In this chapter, students investigate the similarities and differences between narrative and documentary
cinemas. They learn how documentary cinema creates a film experience that expands how we see, listen, and think about
a person, an event, an idea, or the larger world.
TEACHING THE OPENING VIGNETTE
Zero Days offers students an opportunity to consider the ways in which documentary filmmakers have engaged
creatively and imaginatively in their practice. While students may not associate these terms—“creative” and
“imaginative”—with documentary films, Gibney’s film demonstrates how vital creativity and imagination are to the
practice of documentary filmmaking. Errol Morris uses dramatic reenactments in provocative and illuminating ways
in his acclaimed documentary The Thin Blue Line (1988); and while computer generated imaging is a late twentieth
and early twenty–first century development, the use of optical effects was an essential component of Dziga Vertov’s
The Man with the Movie Camera (1929). Some traditions in documentary filmmaking stress an objective non–
engagement with events (cinema verité and direct cinema), but it might be instructive to remind students of the
section in Chapter 2 on Soviet Silent Films (pp. 62). While Vertov was committed to non-fiction filmmaking, he
understood that “cinema elicits different ideas and responses according to how images are structured and edited.”

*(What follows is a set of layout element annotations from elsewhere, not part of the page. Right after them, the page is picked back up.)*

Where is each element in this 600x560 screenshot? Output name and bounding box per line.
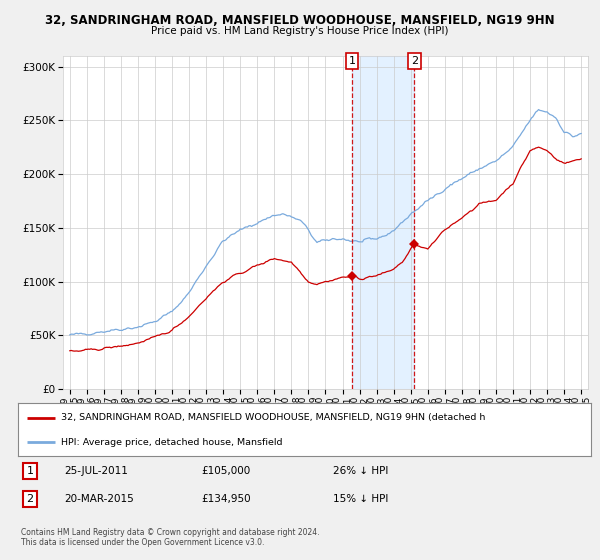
Text: 2: 2 xyxy=(26,494,34,504)
Text: Price paid vs. HM Land Registry's House Price Index (HPI): Price paid vs. HM Land Registry's House … xyxy=(151,26,449,36)
Text: 1: 1 xyxy=(349,56,356,66)
Text: Contains HM Land Registry data © Crown copyright and database right 2024.
This d: Contains HM Land Registry data © Crown c… xyxy=(21,528,320,547)
Text: 32, SANDRINGHAM ROAD, MANSFIELD WOODHOUSE, MANSFIELD, NG19 9HN (detached h: 32, SANDRINGHAM ROAD, MANSFIELD WOODHOUS… xyxy=(61,413,485,422)
Text: 2: 2 xyxy=(411,56,418,66)
Text: 26% ↓ HPI: 26% ↓ HPI xyxy=(333,466,389,476)
Text: 15% ↓ HPI: 15% ↓ HPI xyxy=(333,494,389,504)
Text: 20-MAR-2015: 20-MAR-2015 xyxy=(64,494,134,504)
Text: £105,000: £105,000 xyxy=(202,466,251,476)
Text: £134,950: £134,950 xyxy=(202,494,251,504)
Text: 32, SANDRINGHAM ROAD, MANSFIELD WOODHOUSE, MANSFIELD, NG19 9HN: 32, SANDRINGHAM ROAD, MANSFIELD WOODHOUS… xyxy=(45,14,555,27)
Text: 25-JUL-2011: 25-JUL-2011 xyxy=(64,466,128,476)
Text: 1: 1 xyxy=(26,466,34,476)
Bar xyxy=(352,56,415,389)
Text: HPI: Average price, detached house, Mansfield: HPI: Average price, detached house, Mans… xyxy=(61,437,283,446)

Compare the opening moments from The Man with the Movie Camera with some of the fast-paced montage
sequences of cityscapes in Zero Days. Consider, too, the self–reflexive moments of the latter, particularly Gibney’s
voiceover in which he expresses frustration in his efforts to solicit answers from military personnel.
TEACHING THE CHAPTER
Documentary cinema has generated numerous and complex traditions, from the many types of social
documentaries to the many kinds of ethnographic films. As a form, it sometimes overlaps and exchanges tactics with
narrative cinema, but documentary films emphasize the educational pleasure of obtaining new information or insight
about events, people, and even ideas. The strategies and formal features that these films use include expositional
organizations that contrast, accumulate, or develop facts and figures. In addition, documentaries can occu py any
number of rhetorical positions to explore, analyze, persuade, or even “perform” the world. Documentaries provoke
us to see the world with fresh eyes.
To teach this chapter, draw parallels between documentary’s educational and intellectual objectives with the
way in which this course also aims to lead students’ intellectual activities down new paths. Members of the class are more
knowledgeable about documentary cinema than they may realize. Emphasize that many of the broadcasts on PBS,
Discovery Channel, and History can be considered documentary movies. With that in mind, ask students to name the
documentaries they have seen, and refer back to specific titles on that list where appropriate as you work through the
contents of this chapter. Instructors new to teaching documentary are encouraged to consult Patricia Aufderheide’s
Documentary Film: A Very Short Introduction (Oxford University Press, 2007) to familiarize
themselves with the central issues of documentary filmmaking.